Druid was such a project. We first started hearing about it last year and were overwhelmed by the breadth and pace of adoption it had. It was being used by our portfolio companies (e.g., Airbnb), by large public vendors (e.g., Cisco), by web giants (e.g., Alibaba, eBay, Netflix), and media organizations (e.g., Condé Nast). As a high-performance online analytical processing (OLAP) database, it has been scaled to petabytes of data and trillions of events, ingesting millions of events every second.
While Druid is being used across a wide range of use cases, the most prevalent are (near) real-time analytics for operations and business. Traditionally, the massive increase in data has outpaced our ability to process it, so in many companies it has been dumped into data lakes without the much-needed ability for timely access in key moments such as responding to a critical system event or a change in customer sentiment. Druid, on the other hand, is a streaming database that can ingest massive amounts of data and support sophisticated sub-second analytic queries such as grouping, filtering, and data aggregation, which finally allows organizations to draw complex insights and respond to them as they happen.
Druid was developed at Metamarkets by a team that included Fangjin (“FJ”) Yang, Vadim Ogievetsky, and Gian Merlino, who then spun out to create the company Imply. While Druid has clearly been a phenomenon in its own right, our expectations were exceeded again when we started to get to know the Imply team and the progress they’ve made. FJ was the one who led the push to open-source Druid and the main force behind its initial traction in the community. Vadim was one of the co-authors of d3.js while pursuing his master’s work at Stanford University; and Gian was the one who worked on Druid’s data ingestion pipeline, helping to improve the scalability to where it is today. While at Imply, with very little funding and no sales people, they’ve been able to cultivate an exceptionally impressive customer list with deep engagements and hugely positive feedback from their customer base.

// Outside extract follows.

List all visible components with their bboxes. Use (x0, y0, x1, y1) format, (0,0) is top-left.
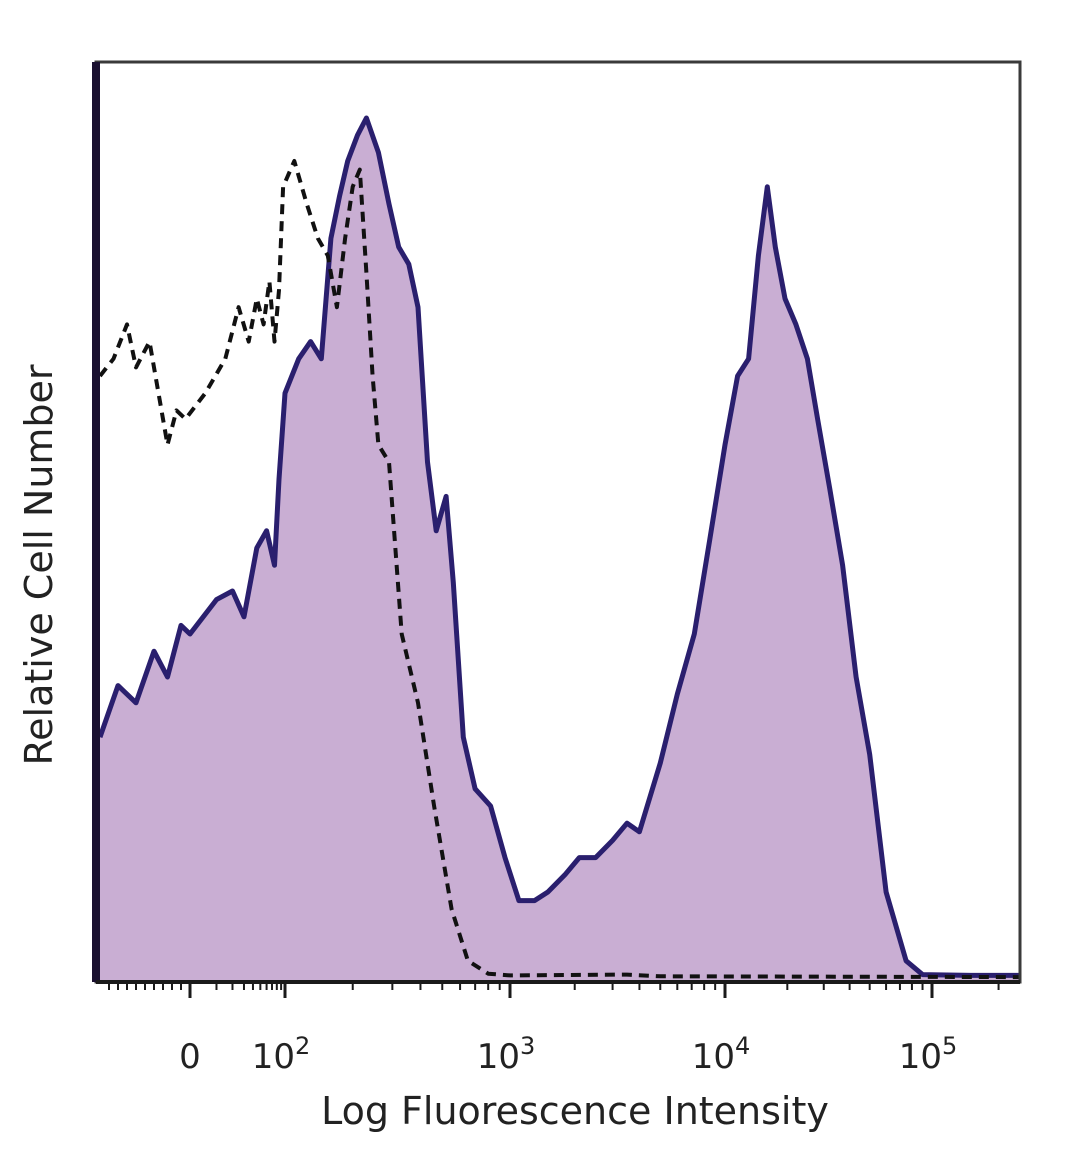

Today we’re excited to announce that we led the Series A investment in the company. Getting to know the team and the space has been a real eye-opener. Everyone talks about how businesses are consuming more and more data, and are under pressure to process it in real time. Operational analytics is a real movement and Druid is a key driver accelerating it. We look forward to working with Imply to offer the best enterprise solutions and services in the space.